Gamestop had been struggling financially for years, with the many stores closing down left and right. Due to their decline, Gamestop fell through the cracks of the stock market with no one wanting to invest. That was the case, until a Reddit group named TheWallStreetBoys, waged a campaign to encourage investors to buy stock from Gamestop, claiming that the market was going to have a large boost very soon. 

Greg Aschoff, math department supervisor and self-proclaimed stock market expert, explained that the entire situation was a perfect example of the power of word of mouth.

“There’s this phrase ‘once you’ve heard about it, it’s too late,’” Aschoff said. “A lot of people say that so you know once the hype has reached your attention, it’s probably too late at that point, the stock is going to be on its way down after that.”

According to a Feb. 4 CNet article, Wall Street bet against GameStop so much and for so long that at times it was one of the most heavily bet-against stocks on the market.

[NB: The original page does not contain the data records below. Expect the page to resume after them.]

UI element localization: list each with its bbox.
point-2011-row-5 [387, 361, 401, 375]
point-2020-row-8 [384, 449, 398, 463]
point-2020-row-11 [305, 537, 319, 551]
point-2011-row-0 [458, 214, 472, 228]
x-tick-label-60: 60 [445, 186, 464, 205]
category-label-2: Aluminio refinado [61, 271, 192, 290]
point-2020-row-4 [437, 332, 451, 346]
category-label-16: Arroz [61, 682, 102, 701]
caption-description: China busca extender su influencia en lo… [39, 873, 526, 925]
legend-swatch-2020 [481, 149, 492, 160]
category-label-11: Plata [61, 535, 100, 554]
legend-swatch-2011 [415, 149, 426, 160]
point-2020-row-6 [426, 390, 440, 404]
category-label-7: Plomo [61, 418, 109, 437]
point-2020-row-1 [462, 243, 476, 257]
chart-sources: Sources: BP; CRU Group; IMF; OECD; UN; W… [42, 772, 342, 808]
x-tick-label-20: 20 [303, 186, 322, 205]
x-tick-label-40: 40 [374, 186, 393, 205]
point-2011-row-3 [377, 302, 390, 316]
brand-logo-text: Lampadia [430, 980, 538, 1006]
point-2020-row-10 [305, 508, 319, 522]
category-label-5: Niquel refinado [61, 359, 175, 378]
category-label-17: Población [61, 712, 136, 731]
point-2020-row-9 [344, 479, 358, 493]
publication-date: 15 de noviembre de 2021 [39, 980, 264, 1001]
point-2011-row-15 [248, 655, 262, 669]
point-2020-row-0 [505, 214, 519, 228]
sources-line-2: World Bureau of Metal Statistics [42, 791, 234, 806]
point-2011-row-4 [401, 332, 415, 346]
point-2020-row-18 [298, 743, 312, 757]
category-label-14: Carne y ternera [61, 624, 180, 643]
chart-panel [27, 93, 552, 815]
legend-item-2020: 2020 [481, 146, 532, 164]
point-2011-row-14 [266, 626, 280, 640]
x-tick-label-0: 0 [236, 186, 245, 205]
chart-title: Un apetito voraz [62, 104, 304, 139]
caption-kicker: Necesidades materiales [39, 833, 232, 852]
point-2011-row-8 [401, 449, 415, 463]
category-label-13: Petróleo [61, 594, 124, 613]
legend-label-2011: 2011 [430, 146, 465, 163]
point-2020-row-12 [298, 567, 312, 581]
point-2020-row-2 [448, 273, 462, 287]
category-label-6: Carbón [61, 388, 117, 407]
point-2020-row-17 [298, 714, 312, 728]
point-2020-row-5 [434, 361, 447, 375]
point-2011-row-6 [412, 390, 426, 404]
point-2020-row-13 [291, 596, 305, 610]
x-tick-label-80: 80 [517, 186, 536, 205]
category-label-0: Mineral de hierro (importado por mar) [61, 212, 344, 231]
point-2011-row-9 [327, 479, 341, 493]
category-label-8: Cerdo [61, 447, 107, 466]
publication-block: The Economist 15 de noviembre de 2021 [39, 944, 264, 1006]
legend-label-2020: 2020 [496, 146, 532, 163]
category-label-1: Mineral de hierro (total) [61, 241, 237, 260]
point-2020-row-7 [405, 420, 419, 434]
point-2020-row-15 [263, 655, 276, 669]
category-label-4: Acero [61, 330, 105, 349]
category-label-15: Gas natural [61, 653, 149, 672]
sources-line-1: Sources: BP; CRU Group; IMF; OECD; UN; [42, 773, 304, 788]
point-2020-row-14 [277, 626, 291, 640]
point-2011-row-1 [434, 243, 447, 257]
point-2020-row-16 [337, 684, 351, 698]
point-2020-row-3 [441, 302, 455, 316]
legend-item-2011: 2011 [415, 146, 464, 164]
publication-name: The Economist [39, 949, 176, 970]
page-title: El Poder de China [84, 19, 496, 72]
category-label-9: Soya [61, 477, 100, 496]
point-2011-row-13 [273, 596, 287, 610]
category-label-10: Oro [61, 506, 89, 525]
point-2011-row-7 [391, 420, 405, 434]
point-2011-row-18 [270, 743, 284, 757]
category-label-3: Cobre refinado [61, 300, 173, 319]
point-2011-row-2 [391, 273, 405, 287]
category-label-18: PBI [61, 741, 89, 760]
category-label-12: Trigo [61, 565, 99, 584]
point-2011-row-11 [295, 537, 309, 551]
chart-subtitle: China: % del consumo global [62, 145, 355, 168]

The heart of the story rests on “shorting” a stock. Short selling is when an investor borrows a stock, sells the stock, and then buys the stock back to return it to the lender. Short sellers are betting that the stock they sell will drop in price. What makes the situation ironic is that while hedge funds had shorted GameStop’s shares, betting that its stock was doomed to further decline, the retail investors had been buying shares and stock options. Aschoff believes that investors and analysts will pay attention to other outside factors, like message boards, so they can jump on the bandwagon. 

“Analysts would be wise to watch boards and see these kinds of conversations because that word of mouth will explode,” Aschoff said. “We saw it can cause some incredible effects on something that certainly was not worth $300 or $400 and yet ascended to that level.”

The issue with this dramatic increase in Gamestop’s stock comes down to the fact that retail investors are buying up its shares and short-selling hedge funds are forced to buy back the borrowed shares at a higher price. In Wall Street terms, this is known as a “short squeeze” — a strategy sophisticated investors use against one another. Hedge funds often do not have the money to pay these investors back for such large sums of money at such a fast rate. According to CNet, when the WallStreetBets push drove up GameStop’s share price, establishment investors and hedge funds who’d bet against GameStop started losing billions and billions of dollars.